W moim domu się słucha i myśli, zanim się coś powie.

– Ewa, proszę – Marek niemal błagał.

Ja już wiedziałam. To nie był mój stół.

Nie pożegnałam się z nikim

Spakowałam się po tym obiedzie. Powoli, bez pośpiechu, żeby nikt się nie zrywał. Wiedziałam, gdzie są moje rzeczy. Miałam je złożone równo na krześle – jakby od początku nie zamierzały tu zostać na długo. Zamek w walizce zaskoczył głośniej, niż chciałam. Chwilę później drzwi się uchyliły.

– Ewa? – Marek stał skruszony z miną, która kiedyś mnie rozczulała. Teraz bolała.

– Wracam do domu.

Nie zostawiaj mnie tak – powiedział cicho, jakby się bał, że obudzi resztę.

– Zostawiłam siebie przez te dwa dni. Teraz wracam.

– To tylko święta. To tylko rodzina – rzucił i próbował się uśmiechnąć, jak zawsze, gdy coś się psuło.

– Nie. To definicja tego, czego nie chcę w swoim życiu. Tego, czego nie potrafię znieść.

Zrobił krok w moją stronę, jakby chciał mnie zatrzymać, ale jego ręce opadły, zanim zdążyły się podnieść. Tylko stał. Milczał. Założyłam kurtkę. Śnieg już padał. Ulica była pusta, światła latarni odbijały się w białej ciszy. Poszłam pieszo na dworzec. Kupiłam bilet, usiadłam w pociągu, oparłam głowę o szybę. Napisałam do mamy: „Już wiem, dlaczego tak chroniłaś nasze święta. Dziękuję, że mnie tego nauczyłaś”. W przedziale było cicho. Nikt nie przerywał. W końcu mogłam pomyśleć. Nie wiedziałam jeszcze, czy to koniec związku. Czułam jednak, że to początek końca.

Nie będę udawać

Wróciłam do siebie nad ranem. W domu było zimno, ale znajomo. Owinęłam się kocem, usiadłam na kanapie i długo patrzyłam na zgaszone światełka choinki. Po raz pierwszy od dwóch dni nie czułam się spięta. Nie musiałam analizować, co powiedzieć, by nie zostać wyśmianą. Po prostu byłam.

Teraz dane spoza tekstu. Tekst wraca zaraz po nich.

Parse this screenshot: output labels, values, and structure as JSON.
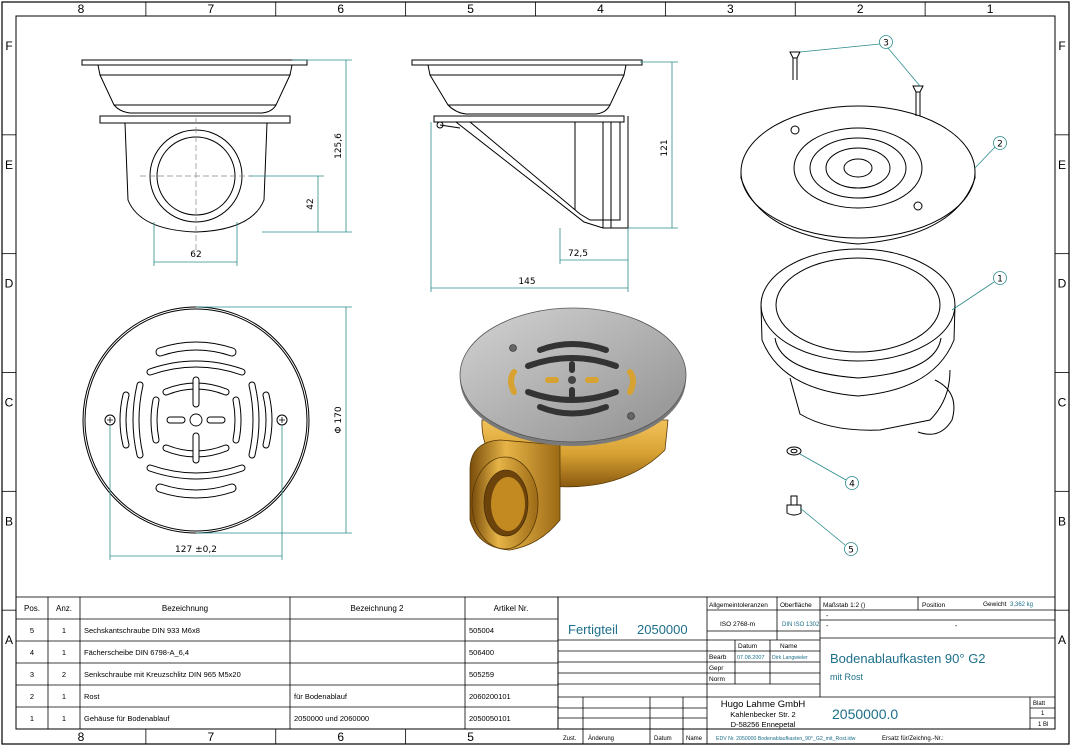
{
  "frame": {
    "columns": [
      "8",
      "7",
      "6",
      "5",
      "4",
      "3",
      "2",
      "1"
    ],
    "bottom_columns": [
      "8",
      "7",
      "6",
      "5"
    ],
    "rows": [
      "F",
      "E",
      "D",
      "C",
      "B",
      "A"
    ]
  },
  "dimensions": {
    "front_width": "62",
    "front_height": "125,6",
    "front_center": "42",
    "side_height": "121",
    "side_offset": "72,5",
    "side_width": "145",
    "plan_diameter": "Φ 170",
    "plan_holes": "127 ±0,2"
  },
  "balloons": [
    "3",
    "2",
    "1",
    "4",
    "5"
  ],
  "parts_list": {
    "headers": [
      "Pos.",
      "Anz.",
      "Bezeichnung",
      "Bezeichnung 2",
      "Artikel Nr."
    ],
    "rows": [
      [
        "5",
        "1",
        "Sechskantschraube DIN 933 M6x8",
        "",
        "505004"
      ],
      [
        "4",
        "1",
        "Fächerscheibe DIN 6798-A_6,4",
        "",
        "506400"
      ],
      [
        "3",
        "2",
        "Senkschraube mit Kreuzschlitz DIN 965 M5x20",
        "",
        "505259"
      ],
      [
        "2",
        "1",
        "Rost",
        "für Bodenablauf",
        "2060200101"
      ],
      [
        "1",
        "1",
        "Gehäuse für Bodenablauf",
        "2050000 und 2060000",
        "2050050101"
      ]
    ]
  },
  "title_block": {
    "fertigteil_label": "Fertigteil",
    "fertigteil_number": "2050000",
    "allg_toleranzen": "Allgemeintoleranzen",
    "allg_value": "ISO 2768-m",
    "oberflaeche": "Oberfläche",
    "oberflaeche_value": "DIN ISO 1302",
    "massstab": "Maßstab  1:2 ()",
    "position": "Position",
    "gewicht": "Gewicht",
    "gewicht_value": "3,362 kg",
    "dash1": "-",
    "dash2": "-",
    "dash3": "-",
    "datum": "Datum",
    "name": "Name",
    "bearb": "Bearb",
    "bearb_date": "07.08.2007",
    "bearb_name": "Dirk Langwieler",
    "gepr": "Gepr",
    "norm": "Norm",
    "title": "Bodenablaufkasten 90° G2",
    "subtitle": "mit Rost",
    "company": "Hugo Lahme GmbH",
    "street": "Kahlenbecker Str. 2",
    "city": "D-58256 Ennepetal",
    "drawing_number": "2050000.0",
    "blatt": "Blatt",
    "blatt_value": "1",
    "blatt_of": "1  Bl",
    "zust": "Zust.",
    "aenderung": "Änderung",
    "datum2": "Datum",
    "name2": "Name",
    "edv": "EDV Nr. 2050000 Bodenablaufkasten_90°_G2_mit_Rost.idw",
    "ersatz": "Ersatz für/Zeichng.-Nr.:"
  },
  "colors": {
    "brass": "#d8a233",
    "brass_dark": "#8a5a10",
    "steel": "#a9a9a9",
    "dim_line": "#2b8a8a",
    "blue_text": "#1d6f8a"
  }
}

Zrobiłam sobie herbatę i wyjęłam zeszyt. Od dawna nie pisałam, ale teraz słowa same się układały: „Są miejsca, w których się nie mieszczę. Wypełnia je hałas”. Moje litery były równe, spokojne, jakby ręka dobrze pamiętała, kim jestem.

Nie wiedziałam, co dalej z Markiem. Byłam zła. Zawiedziona. Zmęczona, ale też… spokojniejsza. Zrozumiałam coś ważnego – nie muszę pasować wszędzie. Nie muszę być „elastyczna”, by się komuś przypodobać. Jeśli miejsce, w które mnie wprowadza mój partner, sprawia, że muszę się chować, milczeć, tłumić siebie – to może to nie jest moje miejsce.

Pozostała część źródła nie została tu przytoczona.